By a 2-0 vote, the U.S. Court of Appeals for the District of Columbia ruled that the FCC acted reasonably in its landmark decision that permits AT&T to sell computer services and all sorts of telephone equipment -- from the plain black dial telephone to sophisticated business equipment -- without the government scrutiny that it has been subjected to as a regulated monopoly for the past 48 years.

"In our view, the commission's action in adopting these rules was neither arbitrary nor capricious, nor did it constitute an abuse of discretion," wrote Judge Edward A. Tamm.

The FCC's 1980 decision had been challenged by scores of companies and industry groups who represent AT&T's competitors, as well as by numerous state regulatory commissions. In one form or another, all argued that the FCC overstepped its authority when it voted 5 to 2 to end its pricing controls over data-processing and telephone equipment.

The number of challengers and arguments against the FCC decision -- called Computer II in communications circles -- prompted Tamm to note that "seemingly every argument ever made in an administrative law case is pressed here in some form."

Even so, the court turned back all of these arguments and fully endorsed the commission's decision, including its ruling that AT&T must set up a separate subsidiary to market all of its telephone equipment and data-processing services.

The separate subsidiary still will be required once AT&T carries out its agreement with the Justice Department to spin off its 22 local operating companies.
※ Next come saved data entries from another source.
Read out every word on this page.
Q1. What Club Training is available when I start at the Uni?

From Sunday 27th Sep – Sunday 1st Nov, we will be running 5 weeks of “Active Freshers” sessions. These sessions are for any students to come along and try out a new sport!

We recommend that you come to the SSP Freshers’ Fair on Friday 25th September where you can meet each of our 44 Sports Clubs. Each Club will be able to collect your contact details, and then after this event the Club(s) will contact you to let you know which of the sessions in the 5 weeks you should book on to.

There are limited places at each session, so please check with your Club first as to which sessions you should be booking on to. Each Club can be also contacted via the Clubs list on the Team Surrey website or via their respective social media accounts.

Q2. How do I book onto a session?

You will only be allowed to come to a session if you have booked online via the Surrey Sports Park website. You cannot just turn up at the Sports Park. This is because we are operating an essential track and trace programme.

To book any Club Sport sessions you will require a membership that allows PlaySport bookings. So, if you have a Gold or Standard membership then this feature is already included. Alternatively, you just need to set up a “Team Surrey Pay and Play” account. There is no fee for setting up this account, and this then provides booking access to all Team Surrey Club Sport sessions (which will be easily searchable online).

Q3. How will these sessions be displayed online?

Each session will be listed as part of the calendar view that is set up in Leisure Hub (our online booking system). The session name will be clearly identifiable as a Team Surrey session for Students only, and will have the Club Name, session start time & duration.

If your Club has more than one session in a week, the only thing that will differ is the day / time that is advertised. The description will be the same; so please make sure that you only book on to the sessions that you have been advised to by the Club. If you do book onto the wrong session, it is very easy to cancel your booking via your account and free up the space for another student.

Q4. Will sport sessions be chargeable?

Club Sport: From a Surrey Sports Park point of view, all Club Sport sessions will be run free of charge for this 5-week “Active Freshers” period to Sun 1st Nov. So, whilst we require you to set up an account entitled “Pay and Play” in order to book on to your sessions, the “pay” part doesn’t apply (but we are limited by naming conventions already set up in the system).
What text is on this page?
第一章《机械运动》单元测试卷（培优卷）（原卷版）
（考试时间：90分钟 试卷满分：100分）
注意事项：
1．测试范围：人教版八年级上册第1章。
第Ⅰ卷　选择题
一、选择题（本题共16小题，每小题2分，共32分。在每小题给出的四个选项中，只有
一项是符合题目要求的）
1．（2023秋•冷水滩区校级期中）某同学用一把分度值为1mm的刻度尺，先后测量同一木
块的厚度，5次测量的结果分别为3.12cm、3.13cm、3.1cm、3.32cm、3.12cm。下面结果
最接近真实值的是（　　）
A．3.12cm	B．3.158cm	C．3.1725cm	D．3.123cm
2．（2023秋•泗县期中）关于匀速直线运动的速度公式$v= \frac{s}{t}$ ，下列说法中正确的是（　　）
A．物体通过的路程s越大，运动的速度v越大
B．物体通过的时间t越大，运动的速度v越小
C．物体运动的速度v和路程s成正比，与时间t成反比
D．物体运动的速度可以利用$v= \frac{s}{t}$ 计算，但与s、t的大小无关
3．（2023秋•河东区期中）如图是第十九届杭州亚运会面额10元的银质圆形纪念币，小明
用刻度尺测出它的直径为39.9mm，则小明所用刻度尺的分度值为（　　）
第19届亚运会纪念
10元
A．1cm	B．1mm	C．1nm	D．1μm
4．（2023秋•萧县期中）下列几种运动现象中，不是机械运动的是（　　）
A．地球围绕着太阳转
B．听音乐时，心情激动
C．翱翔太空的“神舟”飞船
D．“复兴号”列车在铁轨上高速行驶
The remaining AT&T, which will be able to enter any type of business it now chooses, will have to offer any nonregulated business activity through the separate subsidiary.

AT&T already has set up the subsidiary, American Bell, and has received permission from the FCC to transfer more than $5 billion to the subsidiary to finance its competitive activities.

The court also said that the FCC didn't overstep its authority and pre-empt the rights of state regulatory commissions when it deregulated the sale of telephone equipment.

FCC and AT&T officials were very pleased with the court's decision. "We couldn't have asked for more," said Gary M. Epstein, chief of the FCC's common carrier bureau, which regulates AT&T.

"This is a very welcome decision, removing another one of the judicial uncertainties" that have hung over AT&T's head for the past few years, said AT&T spokesman Picard Wagner.

Those organizations that had challenged the Computer II decision were not so pleased, however. "We're disappointed that the court didn't remand it to the FCC," said A.G.W. Biddle, president of the Computer and Communciations Industry Association, which filed the first suit against the decision. The decision will give AT&T an unfair advantage over its competitors by not establishing an adequate barrier between AT&T and its subsidiary, Biddle said. The association's counsel was reviewing the opinion to determine what its next legal steps should be.